Le 29 janvier 1913 une délégation des sociétés féministes, a, en l’absence de M. Marcel Sembat, vu à la Chambre M. Justin Godard et M. Ferdinand Buisson, qui à ma demande d’intervenir dans la discussion sur la réforme électorale, ont répondu que le rapport sur le projet de loi Dussausoy viendrait en discussion après le vote de la loi électorale.
Nous avons été reçues à la Chambre le mercredi 14 février par M. Henry Chéron, ex-sous-secrétaire d’Etat. Nous lui avons rappelé qu’en 1906 il avait proclamé que le suffrage n’est pas universel puisque les femmes n’ont pas le droit de voter et qu’il est urgent que les femmes votent.
Nous avons demandé à M. Henry Chéron de faire englober les femmes dans la nouvelle loi électorale; car si les Français et les Françaises se complètent, c’est justement parce qu’ils diffèrent et qu’ils ont chacun des qualités propres que la société a le plus grand intérêt à utiliser.

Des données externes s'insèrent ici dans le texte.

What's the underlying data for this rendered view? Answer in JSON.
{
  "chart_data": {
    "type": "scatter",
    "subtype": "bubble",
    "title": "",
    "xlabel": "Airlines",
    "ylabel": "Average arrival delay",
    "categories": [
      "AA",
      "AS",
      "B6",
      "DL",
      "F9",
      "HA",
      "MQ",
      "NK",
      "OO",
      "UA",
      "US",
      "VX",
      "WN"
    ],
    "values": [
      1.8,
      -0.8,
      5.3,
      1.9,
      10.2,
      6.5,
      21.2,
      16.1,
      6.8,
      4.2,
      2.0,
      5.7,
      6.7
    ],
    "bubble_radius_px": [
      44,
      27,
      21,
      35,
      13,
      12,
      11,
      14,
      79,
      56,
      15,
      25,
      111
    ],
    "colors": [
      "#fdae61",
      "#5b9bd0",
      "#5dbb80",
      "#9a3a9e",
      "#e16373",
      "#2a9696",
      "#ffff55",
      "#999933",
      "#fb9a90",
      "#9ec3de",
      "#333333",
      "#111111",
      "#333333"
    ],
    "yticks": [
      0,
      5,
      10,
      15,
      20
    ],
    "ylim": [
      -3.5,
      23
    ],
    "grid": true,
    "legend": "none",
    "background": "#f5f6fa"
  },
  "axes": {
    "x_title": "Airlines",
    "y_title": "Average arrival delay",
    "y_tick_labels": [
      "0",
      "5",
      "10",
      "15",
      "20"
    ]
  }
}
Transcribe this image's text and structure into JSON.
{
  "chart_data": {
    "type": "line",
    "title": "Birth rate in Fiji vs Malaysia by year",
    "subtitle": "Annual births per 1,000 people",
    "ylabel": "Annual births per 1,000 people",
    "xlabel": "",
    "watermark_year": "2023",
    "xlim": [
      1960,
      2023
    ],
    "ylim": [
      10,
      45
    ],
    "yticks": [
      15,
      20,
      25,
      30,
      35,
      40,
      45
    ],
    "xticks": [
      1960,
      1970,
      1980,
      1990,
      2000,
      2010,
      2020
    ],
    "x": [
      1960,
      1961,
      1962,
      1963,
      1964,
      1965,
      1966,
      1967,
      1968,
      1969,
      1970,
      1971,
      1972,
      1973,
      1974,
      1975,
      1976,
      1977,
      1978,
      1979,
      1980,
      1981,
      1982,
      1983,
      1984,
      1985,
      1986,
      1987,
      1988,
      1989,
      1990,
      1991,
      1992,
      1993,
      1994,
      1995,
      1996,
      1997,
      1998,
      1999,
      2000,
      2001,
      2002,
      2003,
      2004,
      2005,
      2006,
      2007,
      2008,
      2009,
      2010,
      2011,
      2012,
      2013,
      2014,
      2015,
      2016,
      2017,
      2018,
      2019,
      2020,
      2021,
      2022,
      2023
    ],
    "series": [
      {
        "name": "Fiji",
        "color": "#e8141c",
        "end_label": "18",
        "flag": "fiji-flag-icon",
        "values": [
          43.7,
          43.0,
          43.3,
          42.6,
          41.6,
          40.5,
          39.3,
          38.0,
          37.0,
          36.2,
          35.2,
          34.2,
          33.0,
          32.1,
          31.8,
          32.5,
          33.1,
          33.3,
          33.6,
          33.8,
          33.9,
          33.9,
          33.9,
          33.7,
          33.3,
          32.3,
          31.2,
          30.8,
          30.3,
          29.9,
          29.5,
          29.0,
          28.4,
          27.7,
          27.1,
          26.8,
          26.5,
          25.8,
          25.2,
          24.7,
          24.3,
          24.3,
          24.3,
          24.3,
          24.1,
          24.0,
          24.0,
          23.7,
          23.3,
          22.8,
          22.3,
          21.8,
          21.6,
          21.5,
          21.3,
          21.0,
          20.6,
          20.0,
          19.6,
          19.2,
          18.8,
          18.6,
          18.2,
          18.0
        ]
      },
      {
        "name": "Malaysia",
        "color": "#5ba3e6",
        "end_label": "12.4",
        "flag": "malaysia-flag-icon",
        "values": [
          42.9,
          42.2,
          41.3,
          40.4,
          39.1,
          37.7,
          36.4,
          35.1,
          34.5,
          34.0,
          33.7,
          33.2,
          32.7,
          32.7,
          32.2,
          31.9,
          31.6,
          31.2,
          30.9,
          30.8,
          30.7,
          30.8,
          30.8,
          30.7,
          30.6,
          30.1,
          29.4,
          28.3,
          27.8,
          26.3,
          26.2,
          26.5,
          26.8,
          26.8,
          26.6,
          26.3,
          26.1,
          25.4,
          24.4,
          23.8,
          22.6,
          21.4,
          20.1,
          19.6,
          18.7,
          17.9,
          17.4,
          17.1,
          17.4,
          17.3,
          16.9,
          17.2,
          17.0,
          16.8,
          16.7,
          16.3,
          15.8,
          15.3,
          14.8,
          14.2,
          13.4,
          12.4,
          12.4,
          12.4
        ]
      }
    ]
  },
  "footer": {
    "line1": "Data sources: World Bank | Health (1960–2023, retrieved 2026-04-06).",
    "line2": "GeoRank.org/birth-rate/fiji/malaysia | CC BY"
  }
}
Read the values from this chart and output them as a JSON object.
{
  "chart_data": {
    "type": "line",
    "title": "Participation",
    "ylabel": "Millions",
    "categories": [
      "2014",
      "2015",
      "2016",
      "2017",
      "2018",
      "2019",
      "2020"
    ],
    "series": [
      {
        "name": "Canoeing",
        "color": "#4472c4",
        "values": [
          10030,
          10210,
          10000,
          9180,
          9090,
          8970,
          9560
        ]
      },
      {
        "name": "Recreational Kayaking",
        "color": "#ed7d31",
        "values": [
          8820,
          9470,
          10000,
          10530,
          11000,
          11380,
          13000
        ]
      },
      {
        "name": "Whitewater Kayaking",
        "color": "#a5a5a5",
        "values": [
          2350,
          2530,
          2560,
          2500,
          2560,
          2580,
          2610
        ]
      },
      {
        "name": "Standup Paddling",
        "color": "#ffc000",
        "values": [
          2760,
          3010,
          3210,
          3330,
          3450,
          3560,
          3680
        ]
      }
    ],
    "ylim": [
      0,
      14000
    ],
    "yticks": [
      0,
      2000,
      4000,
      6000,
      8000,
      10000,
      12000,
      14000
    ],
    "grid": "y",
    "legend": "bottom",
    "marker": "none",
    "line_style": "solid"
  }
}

Il nous a répondu qu’il était toujours très partisan du vote des femmes, mais que fort occupé par le budget dont il était le rapporteur général il ne pouvait faire la proposition que nous lui demandions; cependant, qu’il trouverait quelqu’un pour faire cette proposition.
Le vendredi 16 février M. Marcel Sembat nous a reçues. Récemment il avait dit à la tribune de la Chambre, qu’on ne réaliserait pas la justice complète en matière électorale tant que le droit de vote serait refusé aux femmes.
Nous lui avons demandé de profiter de l’occasion offerte par la discussion sur la réforme électorale pour amorcer la question.